ID :
12647
Wed, 07/16/2008 - 10:36
Auther :

Sakhalin commemorates Koreans felling victim of Japanese militarism

YUZHNO-SAKHALINSK, July 16 (Itar-Tass) - The commemoration of Koreans who fell victim of Japanese militarism during the Second World War, passed in Yuzhno-Sakhalinsk, the administrative centre of the Sakhalin Region, on Tuesday.

The ceremony was attended by a South Korean delegation. It includes sons and daughters (already of venerable age) of Koreans who had been forcibly mobilised by Japanese to work in Sakhalin between 1939 and 1945.

The southern part of the island was under the Japanese rule between 1905 and 1945.

According to historians, 40,000 young men had been dispatched toSakhalin from the Korean Peninsula. They mined coal, built a railway, fell logs and performed other arduous work. Many of them died of neck-breaking labour.

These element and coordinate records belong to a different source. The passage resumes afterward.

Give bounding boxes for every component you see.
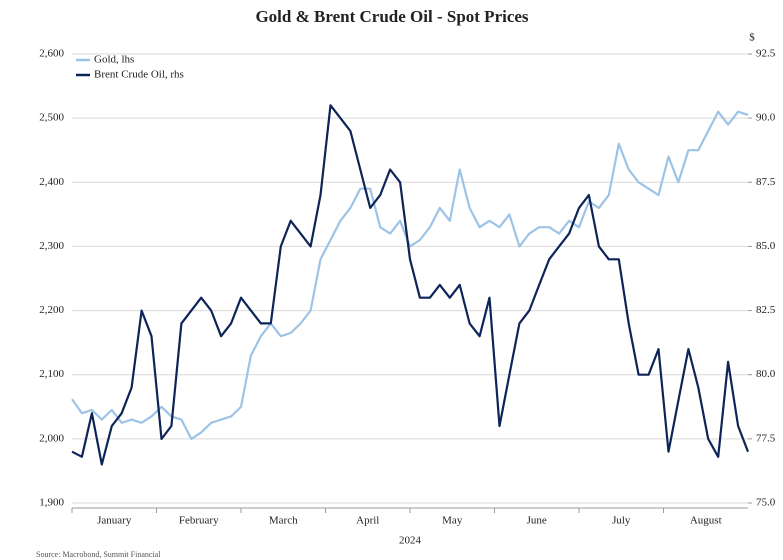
- y2-tick-label: 77.5: [756, 432, 776, 444]
- legend-label: Gold, lhs: [94, 54, 134, 66]
- y-tick-label: 2,300: [39, 240, 64, 252]
- x-tick-label: June: [527, 515, 547, 527]
- x-tick-label: August: [690, 515, 722, 527]
- y-tick-label: 2,500: [39, 112, 64, 124]
- legend-label: Brent Crude Oil, rhs: [94, 69, 184, 81]
- x-tick-label: February: [179, 515, 219, 527]
- y2-tick-label: 87.5: [756, 176, 776, 188]
- chart-title: Gold & Brent Crude Oil - Spot Prices: [255, 7, 528, 26]
- x-tick-label: April: [356, 515, 379, 527]
- y2-tick-label: 80.0: [756, 368, 776, 380]
- y2-tick-label: 92.5: [756, 48, 776, 60]
- y-tick-label: 2,000: [39, 432, 64, 444]
- y-tick-label: 2,200: [39, 304, 64, 316]
- y-tick-label: 2,400: [39, 176, 64, 188]
- x-tick-label: March: [269, 515, 298, 527]
- source: Source: Macrobond, Summit Financial: [36, 550, 161, 559]
- x-tick-label: January: [97, 515, 132, 527]
- y-tick-label: 1,900: [39, 497, 64, 509]
- x-axis-label: 2024: [399, 535, 422, 547]
- y2-tick-label: 85.0: [756, 240, 776, 252]
- y2-unit: $: [749, 32, 755, 44]
- y-tick-label: 2,100: [39, 368, 64, 380]
- series-line: [71, 104, 750, 466]
- y2-tick-label: 75.0: [756, 497, 776, 509]
- x-tick-label: July: [612, 515, 631, 527]
- y2-tick-label: 82.5: [756, 304, 776, 316]
- x-tick-label: May: [442, 515, 463, 527]
- y2-tick-label: 90.0: [756, 112, 776, 124]
- series-line: [71, 110, 749, 440]
- y-tick-label: 2,600: [39, 48, 64, 60]
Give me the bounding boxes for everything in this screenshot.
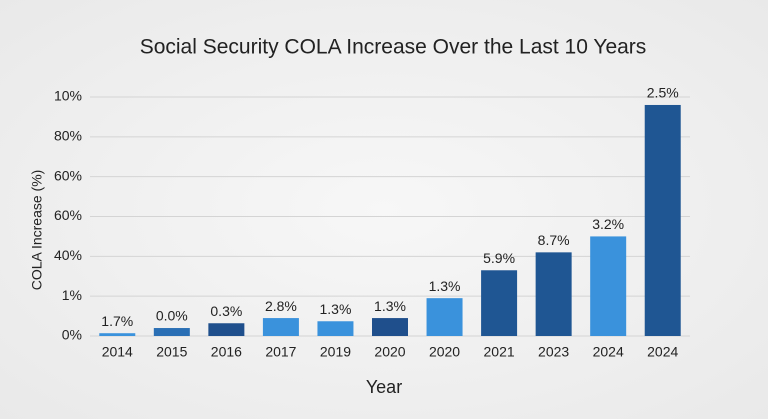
bar [426,298,463,336]
x-tick-label: 2017 [265,344,296,360]
data-label: 2.5% [647,85,679,101]
x-tick-label: 2019 [320,344,351,360]
y-tick-label: 0% [62,327,82,343]
bar [590,236,627,336]
x-tick-label: 2016 [211,344,242,360]
data-label: 5.9% [483,250,515,266]
bar [99,333,136,336]
x-tick-label: 2020 [374,344,405,360]
data-label: 1.3% [429,278,461,294]
bar [262,318,299,336]
x-tick-label: 2024 [593,344,624,360]
chart-title: Social Security COLA Increase Over the L… [140,36,647,59]
data-label: 8.7% [538,232,570,248]
bar [481,270,518,336]
data-label: 0.3% [210,303,242,319]
y-tick-label: 60% [54,207,82,223]
x-tick-label: 2014 [102,344,133,360]
x-tick-label: 2023 [538,344,569,360]
x-tick-label: 2020 [429,344,460,360]
data-label: 1.7% [101,313,133,329]
data-label: 2.8% [265,298,297,314]
bar [317,321,354,336]
bar [644,104,681,336]
bar [535,252,572,336]
data-label: 1.3% [374,298,406,314]
y-axis-title: COLA Increase (%) [29,170,45,291]
data-label: 0.0% [156,308,188,324]
x-tick-label: 2021 [484,344,515,360]
y-tick-label: 1% [62,287,82,303]
y-tick-label: 60% [54,167,82,183]
bar [153,328,190,336]
y-tick-label: 10% [54,88,82,104]
x-axis-title: Year [366,377,402,397]
bar [208,323,245,336]
bar [372,318,408,336]
data-label: 1.3% [319,301,351,317]
x-tick-label: 2024 [647,344,678,360]
y-tick-label: 80% [54,128,82,144]
data-label: 3.2% [592,216,624,232]
y-tick-label: 40% [54,247,82,263]
x-tick-label: 2015 [156,344,187,360]
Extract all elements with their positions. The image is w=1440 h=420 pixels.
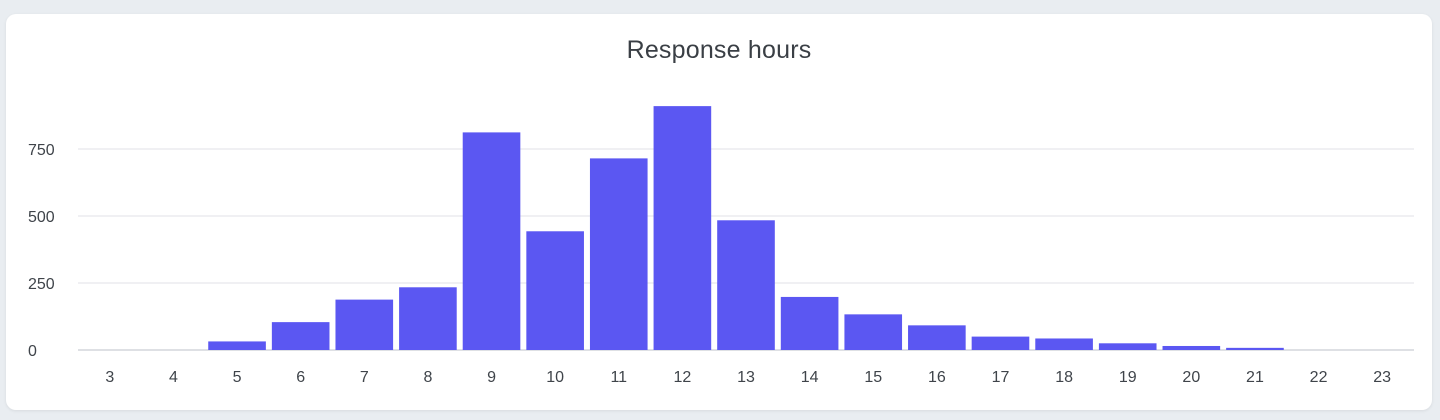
bar[interactable] (399, 287, 457, 350)
bar[interactable] (653, 106, 712, 351)
bar[interactable] (1162, 345, 1221, 350)
x-tick-label: 13 (737, 369, 755, 386)
x-tick-label: 11 (610, 369, 627, 386)
x-tick-label: 3 (105, 369, 114, 386)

Press secretary of the committee on international, foreign economic and inter-regional relations of the Sakhalin Region Tatyana Polishchyuk said that the Korean delegation intends to study lists of their fellow countrymen, buried in Sakhalin during Word War II, to visit cemeteries and to get acquainted with statistical data in the cities of Yuzhno-Sakhalinsk, Korsakov, Kholmsk, the villages of Sinegorsk and Bykov where Koreans, mobilised by Japan for work in the island, predominantly lived.

The diaspora of Sakhalin Koreans now numbers 30,000. They are descendants of Koreans of the first wave of resettlement, regarding themselves up to this time "slaves of World War II" and demandingcompensations from Japan. They also demand that South Korea should offer them an opportunity to return to their historic homeland.